Saturday, January 06, 2007

We’re killers, but we won’t kill today

Artist: Dana Fradon published : The New Yorker 24 Dec 1960

Dear Mr. Fradon,

It is very likely I have no clue to your cartoon here. However, I am going to try because I like it.
In December '60, your lady character did some crystal ball gazing to proclaim “no war”. I envy her ball’s optimism. Yes, it is very wonderful if anyone or anything foretells no war for next 7 years. But I have some bad news to report from year 2007. ‘1960’ was as bad a decade as any in 20th century- easily the bloodiest century in human history by some distance.

The lady in your picture perhaps shared her findings with our Prime Minister Nehru (who often was a target of the late Shankar of your tribe, India’s most celebrated cartoonist) because he too believed that there would be no wars.

Our nation had lost most of its innocence during ethnic cleansings following 1947's partition and assassination of Mahatma Gandhi.
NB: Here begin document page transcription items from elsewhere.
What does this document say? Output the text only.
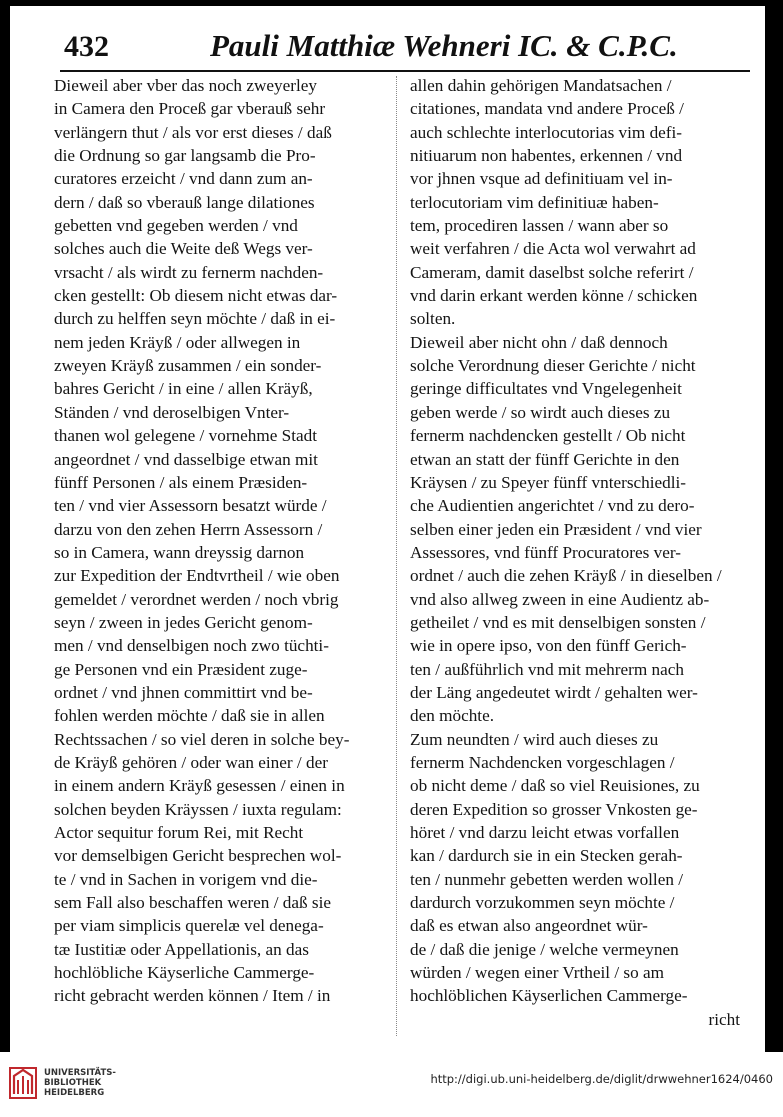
432	Pauli Matthiæ Wehneri IC. & C.P.C.
Dieweil aber vber das noch zweyerley
in Camera den Proceß gar vberauß sehr
verlängern thut / als vor erst dieses / daß
die Ordnung so gar langsamb die Pro-
curatores erzeicht / vnd dann zum an-
dern / daß so vberauß lange dilationes
gebetten vnd gegeben werden / vnd
solches auch die Weite deß Wegs ver-
vrsacht / als wirdt zu fernerm nachden-
cken gestellt: Ob diesem nicht etwas dar-
durch zu helffen seyn möchte / daß in ei-
nem jeden Kräyß / oder allwegen in
zweyen Kräyß zusammen / ein sonder-
bahres Gericht / in eine / allen Kräyß,
Ständen / vnd deroselbigen Vnter-
thanen wol gelegene / vornehme Stadt
angeordnet / vnd dasselbige etwan mit
fünff Personen / als einem Præsiden-
ten / vnd vier Assessorn besatzt würde /
darzu von den zehen Herrn Assessorn /
so in Camera, wann dreyssig darnon
zur Expedition der Endtvrtheil / wie oben
gemeldet / verordnet werden / noch vbrig
seyn / zween in jedes Gericht genom-
men / vnd denselbigen noch zwo tüchti-
ge Personen vnd ein Præsident zuge-
ordnet / vnd jhnen committirt vnd be-
fohlen werden möchte / daß sie in allen
Rechtssachen / so viel deren in solche bey-
de Kräyß gehören / oder wan einer / der
in einem andern Kräyß gesessen / einen in
solchen beyden Kräyssen / iuxta regulam:
Actor sequitur forum Rei, mit Recht
vor demselbigen Gericht besprechen wol-
te / vnd in Sachen in vorigem vnd die-
sem Fall also beschaffen weren / daß sie
per viam simplicis querelæ vel denega-
tæ Iustitiæ oder Appellationis, an das
hochlöbliche Käyserliche Cammerge-
richt gebracht werden können / Item / in
allen dahin gehörigen Mandatsachen /
citationes, mandata vnd andere Proceß /
auch schlechte interlocutorias vim defi-
nitiuarum non habentes, erkennen / vnd
vor jhnen vsque ad definitiuam vel in-
terlocutoriam vim definitiuæ haben-
tem, procediren lassen / wann aber so
weit verfahren / die Acta wol verwahrt ad
Cameram, damit daselbst solche referirt /
vnd darin erkant werden könne / schicken
solten.
Dieweil aber nicht ohn / daß dennoch
solche Verordnung dieser Gerichte / nicht
geringe difficultates vnd Vngelegenheit
geben werde / so wirdt auch dieses zu
fernerm nachdencken gestellt / Ob nicht
etwan an statt der fünff Gerichte in den
Kräysen / zu Speyer fünff vnterschiedli-
che Audientien angerichtet / vnd zu dero-
selben einer jeden ein Præsident / vnd vier
Assessores, vnd fünff Procuratores ver-
ordnet / auch die zehen Kräyß / in dieselben /
vnd also allweg zween in eine Audientz ab-
getheilet / vnd es mit denselbigen sonsten /
wie in opere ipso, von den fünff Gerich-
ten / außführlich vnd mit mehrerm nach
der Läng angedeutet wirdt / gehalten wer-
den möchte.
Zum neundten / wird auch dieses zu
fernerm Nachdencken vorgeschlagen /
ob nicht deme / daß so viel Reuisiones, zu
deren Expedition so grosser Vnkosten ge-
höret / vnd darzu leicht etwas vorfallen
kan / dardurch sie in ein Stecken gerah-
ten / nunmehr gebetten werden wollen /
dardurch vorzukommen seyn möchte /
daß es etwan also angeordnet wür-
de / daß die jenige / welche vermeynen
würden / wegen einer Vrtheil / so am
hochlöblichen Käyserlichen Cammerge-
richt
UNIVERSITÄTS-
BIBLIOTHEK
HEIDELBERG
http://digi.ub.uni-heidelberg.de/diglit/drwwehner1624/0460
We lost the rest when we fought two horrible conflicts- with China in 1962 and Pakistan in 1965 - paving the way for what economist Surjit Bhalla calls "rotten age period (1960 to 1980) of declining growth and increasing poverty". During the time, India as a country went nowhere while our East Asian neighbors marched on to tiger-hoods lifting millions out of poverty.

Elsewhere the world looked down the barrel of nuclear gun with 1961’s Bay of Pigs Invasion and another bloody chapter was written in the history of Middle East with 1967’s Six-Day War (Third Arab-Israeli War). Btw- you know ink in the latter is still very wet. As I write this, one more colourful chapter is being written there.

You may visit Wikipedia to learn the complete list of conflicts at: http://en.wikipedia.org/wiki/List_of_wars_1945%E2%80%931989#1960_-_1969

However, I want to end on an optimistic note of Star Trek’s Capt. James T. Kirk

“We’re human beings, with the blood of a million savage years on our hands. But we can stop it. We can admit that we’re killers, but we won’t kill today.”